Kim weiß durch den Unterricht, wie man sich auf ein Bewerbungsgespräch vorbereitet, sich verhält und kleidet. Den Minijob in einem Bistro hat die 15-Jährige bekommen. Mit großem Interesse verfolgen die Neuntklässler Sparmöglichkeiten und Zinsgewinne, die Lehrerin Svea Groß vorstellt. Beispiel im Unterricht: Anna (15) möchte mit 18 den Führerschein machen, außerdem eine Musikanlage in ihr künftiges Auto einbauen – was die Eltern nicht bezahlen werden. 2500 Euro hat sie gespart, 500 fehlen. Wie gelingt es, mit zweieinhalb Jahren Vorlaufzeit das Kapital zu vergrößern?
Ganz nah an der Praxis
Sparbuch, Tagesgeld, Aktien, Fonds – mit diesen Begriffen können die 15- und 16-Jährigen etwas anfangen. Die Beispiele, per Beamer an die Wand geworfen, sind realitätsnah, treffen ihr Lebensumfeld. „Fit for life“ heißt das Fach, das Ina Illert und Svea Groß an der Taunusschule unterrichten. Ein Eigengewächs, das vor drei Jahren gestartet und in kontinuierlicher Weiterentwicklung ist – auch durch Anregungen der Schüler. In dieses Wahlpflichtfach wollen fast alle. Mittlerweile gibt es zwei parallele Kurse. Die Praxisnähe hilft unmittelbar und ist eine Gelegenheit, bei der Realschüler und Gymnasiasten gemeinsam lernen.
Tochter gab den Impuls
Die Idee geht auf Ina Illerts Tochter Pauline zurück. Die Neuntklässlerin bemängelte zu Hause, dass im Gymnasium so wenig fürs praktische Leben gelernt werde. Hauptschüler haben ab der sechsten Klasse Arbeitslehre. „Die wissen, wie man einen Knopf annäht“, sagt Svea Groß. Ina Illert, Leiterin des Haupt- und Realschulzweigs an der Taunusschule, ergriff die Initiative. Sie rannte bei den Fachlehrerinnen Svea Groß, Katharina Schmitt und Gymnasialzweigleiterin Christiane Theile offene Türen ein. Die Lehrerinnen machten sich daran, den Praxisanteil im Unterricht zu erhöhen – durch ein neues Wahlpflichtfach, genannt „Fit for life“. Das ist drei Jahre her. Jetzt steht ein Lehrplan, der im Hessischen Kultusministerium Beachtung gefunden hat. Sie unterrichten die vier Module Haushalt, Finanzen, Lebensführung und Nachhaltige Ernährung.

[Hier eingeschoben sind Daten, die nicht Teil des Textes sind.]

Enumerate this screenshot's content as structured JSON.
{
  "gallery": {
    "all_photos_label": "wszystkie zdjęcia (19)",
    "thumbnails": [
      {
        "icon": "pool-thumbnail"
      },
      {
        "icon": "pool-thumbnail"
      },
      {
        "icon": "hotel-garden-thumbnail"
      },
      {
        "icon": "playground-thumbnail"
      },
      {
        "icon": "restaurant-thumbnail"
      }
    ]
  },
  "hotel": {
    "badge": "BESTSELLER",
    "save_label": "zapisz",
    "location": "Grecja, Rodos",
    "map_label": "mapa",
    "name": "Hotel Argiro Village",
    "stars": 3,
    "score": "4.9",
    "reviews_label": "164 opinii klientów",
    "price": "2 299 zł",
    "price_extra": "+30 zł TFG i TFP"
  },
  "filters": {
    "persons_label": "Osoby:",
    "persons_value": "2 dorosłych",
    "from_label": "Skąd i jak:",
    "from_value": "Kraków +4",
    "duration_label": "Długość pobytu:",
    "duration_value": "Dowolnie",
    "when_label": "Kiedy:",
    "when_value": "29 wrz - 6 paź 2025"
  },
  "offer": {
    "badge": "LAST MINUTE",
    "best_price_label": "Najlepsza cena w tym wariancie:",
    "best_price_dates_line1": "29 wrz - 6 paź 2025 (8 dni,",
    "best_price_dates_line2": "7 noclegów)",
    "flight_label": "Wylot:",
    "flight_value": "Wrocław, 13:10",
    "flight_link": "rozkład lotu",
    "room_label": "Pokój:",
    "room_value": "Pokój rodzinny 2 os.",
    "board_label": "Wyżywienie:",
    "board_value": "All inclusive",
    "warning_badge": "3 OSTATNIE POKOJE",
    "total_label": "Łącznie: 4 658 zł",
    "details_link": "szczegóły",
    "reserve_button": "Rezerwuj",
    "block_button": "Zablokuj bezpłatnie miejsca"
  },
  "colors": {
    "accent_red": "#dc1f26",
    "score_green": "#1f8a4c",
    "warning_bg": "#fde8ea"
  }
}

Es gibt ein Ranking: „Jeder will wissen, wie man eine Steuererklärung macht“, sagt Ina Illert. „Die Schüler bekommen von daheim mit, dass es sein muss und wohl recht kompliziert ist. Manche beschreiben ein Horrorszenario. Das wollen sie vermeiden und sich vorbereiten.“ Es gibt noch mehr: „Wir haben in verschiedenen Gruppen gekocht, Präsentationen vorbereitet und voneinander gelernt“, berichtet die 15-Jährige Lea zum Thema „Ernährung“. Und was die Haushaltsführung betrifft, weiß Samuel nun, wie man Wäsche nach Temperatur, Farbe und Material trennt und die Maschine bedient. Das wendet er zu Hause an. „Meine Mutter freut sich“, sagt der 15-Jährige. Nächster Schritt: Ihm ist klar, wie man sich in einer Wohngemeinschaft verhält, einen ordentlichen Haushalt plant, einander unterstützt und das tägliche Leben strukturiert.
Weiterentwicklung erkennbar
Anderen fehlt das, hat Amelie Nebel ihren Lehrerinnen berichtet. Ihr Bruder, 20, Abiturient, wollte studieren und suchte nach einer passenden Wohnung. „Seine vier Jahre jüngere Schwester hat für ihn die Mietverträge geprüft. Sie wusste, worauf es ankommt“, erzählt Ina Illert. Finanzen – das Thema steht bei allen hoch im Kurs. „Man merkt, dass sie sich nicht nur in der Schule damit beschäftigen.“ Eine Nähmaschine bedienen – auch das ist eine Fertigkeit, die nachgefragt wird. Ina Illert ist dabei, es in die Planung mit aufzunehmen. „Fit for life“ – das Fach entwickelt sich genau so weiter, wie es die Schüler brauchen.